Statins are known to reduce the risk of death and cardiovascular events for people who are at high risk; however, as many as 75 percent of patients discontinue statin therapy within two years, often after reporting an adverse reaction, such as muscle aches and pains or gastrointestinal symptoms. A new study by researchers from Brigham and Women’s Hospital explores outcomes for patients who continue receiving statins after experiencing an adverse reaction, finding that they had a lower risk of death and cardiovascular events. Among a subset of patients who continued taking a different statin, about 26 percent experienced a second adverse reaction, but the vast majority continued receiving the medication. The team reports its findings in a paper published July 25 in Annals of Internal Medicine.
“Statins represent an extremely effective therapy for managing risk of cardiovascular disease and have a much lower cost than new classes of drugs such as PCSK9 inhibitors. Our results indicate that they continue to be very effective at reducing risk, even after a patient has experienced an adverse reaction,” said corresponding author Alex Turchin, MD, MS, an endocrinologist at BWH. “Whether a patient should continue taking statins after experiencing adverse symptoms is an important decision. We hope that our study’s findings will help patients and their clinicians as they choose the best approach to fit a patient’s circumstances.”
In this retrospective cohort study, the researchers aggregated information from the electronic medical records of 28,266 study participants who had been seen at a primary care setting associated with Brigham and Women’s Hospital or Massachusetts General Hospital. Adverse reactions were identified using natural language processing of narrative provider notes.
The researchers found that 70 percent of patients continued receiving statin prescriptions after the adverse reaction. The team then analyzed a composite primary outcome of heart attack, stroke or death from any cause. Patients who continued receiving statin prescriptions had a 12.2 percent incidence rate compared to those without a continued prescription who had an incidence rate of 13.9 percent.
In addition, the team performed a secondary analysis on 7,000 patients who had been switched to another statin medication following an adverse event. They found that about 26 percent reported a second adverse reaction after starting the second statin drug, but that more than 80 percent continued receiving their prescription, suggesting that the side effects, if any, were tolerable to the patients.

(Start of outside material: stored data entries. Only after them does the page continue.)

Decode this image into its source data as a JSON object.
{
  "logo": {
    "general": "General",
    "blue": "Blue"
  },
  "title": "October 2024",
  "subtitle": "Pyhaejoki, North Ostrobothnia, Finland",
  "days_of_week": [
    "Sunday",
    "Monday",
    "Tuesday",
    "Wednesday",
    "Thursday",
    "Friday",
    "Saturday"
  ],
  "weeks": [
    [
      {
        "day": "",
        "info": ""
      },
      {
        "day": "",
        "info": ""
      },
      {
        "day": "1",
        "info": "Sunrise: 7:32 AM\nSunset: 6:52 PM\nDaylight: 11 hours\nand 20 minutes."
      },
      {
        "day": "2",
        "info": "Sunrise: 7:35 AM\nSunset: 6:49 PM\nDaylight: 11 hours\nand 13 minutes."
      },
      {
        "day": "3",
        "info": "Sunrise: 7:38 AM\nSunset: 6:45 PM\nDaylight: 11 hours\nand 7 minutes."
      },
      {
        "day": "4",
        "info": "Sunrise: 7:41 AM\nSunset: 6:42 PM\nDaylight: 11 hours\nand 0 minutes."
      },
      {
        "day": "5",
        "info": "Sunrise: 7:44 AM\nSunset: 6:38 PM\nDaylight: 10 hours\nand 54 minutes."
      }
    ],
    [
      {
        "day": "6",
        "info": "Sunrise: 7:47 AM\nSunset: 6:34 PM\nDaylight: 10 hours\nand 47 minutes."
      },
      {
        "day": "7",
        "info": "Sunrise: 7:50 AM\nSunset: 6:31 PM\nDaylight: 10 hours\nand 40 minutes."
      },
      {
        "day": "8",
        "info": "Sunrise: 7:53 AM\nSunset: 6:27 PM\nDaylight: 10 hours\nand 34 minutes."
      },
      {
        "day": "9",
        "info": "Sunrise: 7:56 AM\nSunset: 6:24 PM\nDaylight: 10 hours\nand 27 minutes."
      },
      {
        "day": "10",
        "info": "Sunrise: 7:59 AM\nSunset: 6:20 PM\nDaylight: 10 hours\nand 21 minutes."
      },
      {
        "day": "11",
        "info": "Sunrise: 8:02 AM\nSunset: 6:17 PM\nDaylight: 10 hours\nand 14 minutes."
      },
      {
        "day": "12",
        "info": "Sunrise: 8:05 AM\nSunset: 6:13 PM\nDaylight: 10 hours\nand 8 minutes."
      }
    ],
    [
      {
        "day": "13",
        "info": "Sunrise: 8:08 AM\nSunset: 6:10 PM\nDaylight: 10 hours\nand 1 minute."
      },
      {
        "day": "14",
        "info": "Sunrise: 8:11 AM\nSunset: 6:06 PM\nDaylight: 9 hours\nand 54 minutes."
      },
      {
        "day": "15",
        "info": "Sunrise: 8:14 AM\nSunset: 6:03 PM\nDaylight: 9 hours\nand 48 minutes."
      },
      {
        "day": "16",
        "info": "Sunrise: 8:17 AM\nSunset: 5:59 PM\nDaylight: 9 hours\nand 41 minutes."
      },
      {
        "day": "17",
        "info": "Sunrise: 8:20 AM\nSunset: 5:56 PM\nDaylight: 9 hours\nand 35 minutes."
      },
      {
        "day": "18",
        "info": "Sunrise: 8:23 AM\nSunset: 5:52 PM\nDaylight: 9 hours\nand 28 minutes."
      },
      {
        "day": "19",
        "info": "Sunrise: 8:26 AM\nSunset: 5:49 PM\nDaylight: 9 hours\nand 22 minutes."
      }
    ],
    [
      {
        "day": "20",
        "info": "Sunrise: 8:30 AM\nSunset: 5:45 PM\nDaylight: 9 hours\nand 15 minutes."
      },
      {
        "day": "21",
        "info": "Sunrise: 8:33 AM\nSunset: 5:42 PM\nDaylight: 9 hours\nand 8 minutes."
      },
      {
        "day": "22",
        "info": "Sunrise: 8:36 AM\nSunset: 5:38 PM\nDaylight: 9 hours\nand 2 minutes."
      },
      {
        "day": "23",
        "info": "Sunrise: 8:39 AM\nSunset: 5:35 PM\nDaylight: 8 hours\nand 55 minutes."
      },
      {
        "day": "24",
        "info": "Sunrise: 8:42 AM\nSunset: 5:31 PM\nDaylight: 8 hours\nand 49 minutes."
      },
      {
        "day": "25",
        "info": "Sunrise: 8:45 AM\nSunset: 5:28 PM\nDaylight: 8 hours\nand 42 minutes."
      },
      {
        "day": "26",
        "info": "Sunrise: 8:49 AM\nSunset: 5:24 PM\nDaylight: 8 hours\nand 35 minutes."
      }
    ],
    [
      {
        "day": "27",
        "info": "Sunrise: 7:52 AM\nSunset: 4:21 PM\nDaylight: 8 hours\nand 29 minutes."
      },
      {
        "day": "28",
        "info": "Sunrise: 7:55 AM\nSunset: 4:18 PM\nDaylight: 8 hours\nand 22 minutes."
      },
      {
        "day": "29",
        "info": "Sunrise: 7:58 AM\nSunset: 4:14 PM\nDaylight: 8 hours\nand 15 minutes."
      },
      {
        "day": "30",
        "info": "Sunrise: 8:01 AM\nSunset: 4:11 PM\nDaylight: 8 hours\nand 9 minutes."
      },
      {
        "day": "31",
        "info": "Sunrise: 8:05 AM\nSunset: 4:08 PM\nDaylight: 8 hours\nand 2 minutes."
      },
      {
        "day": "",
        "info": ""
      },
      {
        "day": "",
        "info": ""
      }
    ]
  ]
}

“Statins remain a first-line therapy for managing cardiovascular risk, but many patients do not reattempt statin therapy and remain without treatment for prolonged periods after an adverse reaction,” said Turchin. “Alternative therapies such as ezetimibe are not as effective, and new classes of drugs are expensive. Improving our understanding of the benefits and risks of reattempting statin therapies before switching to a different class of drugs could help both patients and physicians make informed choices about care.”
Because this is a retrospective study, the researchers could not determine cause and effect, but did see a clear association between continued statin prescription and lower incidence of death and cardiovascular events. The authors note some of the inherent limitations of their study, including that they could only determine which patients continued receiving a statin prescription – not necessarily whether the patients actually continued taking the drug. In addition, they were only able to analyze a subset of patients for risk of recurrent adverse reactions.
First author Huabing Zhang, MD, received funding from the Chinese National Key Program of Clinical Science, National Natural Science Foundation of China and Young Scientific Research Fund of Peking Union Medical College Hospital. The funding sources had no role in the design, data collection, analysis, interpretation, implementation or conduct of the study.